Hacker News new | ask | show | jobs
by dvt 3530 days ago
Not sure what your point is (or the point of that presentation, for that matter).

Of course there are binary serialization formats that are faster than XML or JSON, and of course they're less error-prone. This has been known for about 40 years now.

JSON/XML are used precisely because people want a human-readable interchange format. For high-performance uses, consider Google's Protocol Buffers or Boost::serialize. You're acting like you just hackathoned the biggest thing since sliced bread, but that's exactly how payloads have been sent (until high-bandwidth made us all lazy) since the inception of the Internet.

3 comments

From experience, I think the whole "human-readable" idea is a bit overrated. All it means is that the format is entirely/mostly in ASCII. But if you have a hex editor, like all good programmers should, binary formats are not any less human-readable (or writable) nor more difficult to work with; and for some, even a text editor with CP437 or some other distinctive SBCS will suffice after a while. It's somewhat like learning a language; and if you are the one developing the format, it's a language that you create.

Then again, I grew up working with computers at a time when writing entire apps in Asm/machine language was pretty normal as well as other things which would be considered horribly impossible by many developers of the newer generation, and can mentally assemble/disassemble x86 to/from ASCII, so my perspective may be skewed... just a tiny little bit. ;-)

But the phrase is "human-readable" and not "programmer-readable".
A minor gripe with your comment, but as a programmer conceivably must be human, both conditions are satisfied when a programmer is capable of reading it.
I thought my point was clear - don't get involved parsing JSON; I agree with the OP, parsing JSON is a minefield. I went further by implying that it is also unnecessary when ease of reading isn't needed, and called out some alternatives. I think it's amusing that you mentioned protocol buffers - were you aware that when I mentioned flat buffers that they were built in relation to performance inefficiencies in the very protocol buffers that you mentioned?

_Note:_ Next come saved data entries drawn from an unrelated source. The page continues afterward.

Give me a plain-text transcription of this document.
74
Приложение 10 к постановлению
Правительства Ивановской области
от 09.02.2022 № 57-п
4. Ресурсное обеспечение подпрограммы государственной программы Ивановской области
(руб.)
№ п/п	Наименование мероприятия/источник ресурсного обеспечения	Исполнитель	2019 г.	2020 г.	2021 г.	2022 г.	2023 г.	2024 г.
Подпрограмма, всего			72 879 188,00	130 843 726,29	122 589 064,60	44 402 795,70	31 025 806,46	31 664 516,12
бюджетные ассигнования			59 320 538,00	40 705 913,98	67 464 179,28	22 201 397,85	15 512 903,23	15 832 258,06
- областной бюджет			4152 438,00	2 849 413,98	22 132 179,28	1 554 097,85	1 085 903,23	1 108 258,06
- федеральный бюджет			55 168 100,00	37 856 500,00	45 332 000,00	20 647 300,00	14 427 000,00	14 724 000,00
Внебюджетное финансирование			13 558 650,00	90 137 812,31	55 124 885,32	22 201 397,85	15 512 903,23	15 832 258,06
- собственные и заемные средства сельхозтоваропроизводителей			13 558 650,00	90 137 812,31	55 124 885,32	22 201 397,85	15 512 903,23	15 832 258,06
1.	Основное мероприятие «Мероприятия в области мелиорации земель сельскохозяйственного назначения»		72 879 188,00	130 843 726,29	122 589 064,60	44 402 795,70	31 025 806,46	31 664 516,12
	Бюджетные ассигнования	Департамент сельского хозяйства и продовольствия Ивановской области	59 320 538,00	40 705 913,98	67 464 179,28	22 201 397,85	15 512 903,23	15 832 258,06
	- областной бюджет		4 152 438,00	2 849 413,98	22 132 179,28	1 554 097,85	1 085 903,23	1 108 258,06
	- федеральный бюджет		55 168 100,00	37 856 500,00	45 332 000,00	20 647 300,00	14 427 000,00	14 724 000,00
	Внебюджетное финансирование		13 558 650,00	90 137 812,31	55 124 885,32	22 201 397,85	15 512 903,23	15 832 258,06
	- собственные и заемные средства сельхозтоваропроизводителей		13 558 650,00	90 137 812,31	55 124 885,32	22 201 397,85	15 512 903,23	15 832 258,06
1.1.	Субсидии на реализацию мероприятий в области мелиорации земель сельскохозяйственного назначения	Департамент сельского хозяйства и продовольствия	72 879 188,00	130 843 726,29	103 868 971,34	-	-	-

We didn't just "hackathoned the biggest thing since sliced bread", btw, we took a real world example of exchanging a human readable format for a human-with-tools-readable one and saw a significant win. High-bandwidth also isn't as prevalent as you think, and yes, you're generally paying both performance wise and occasionally monetarily for the laziness you mentioned. But then, if you've known this for 40 years and don't know how to measure it, there's not much I can do for you in a comment.

I believe that is the point. Choose the right serialization strategy to fit the job. Most projects default to JSON regardless of how suitable. At some scale that should be revisited since the human-readable / performance trade-off equation can change.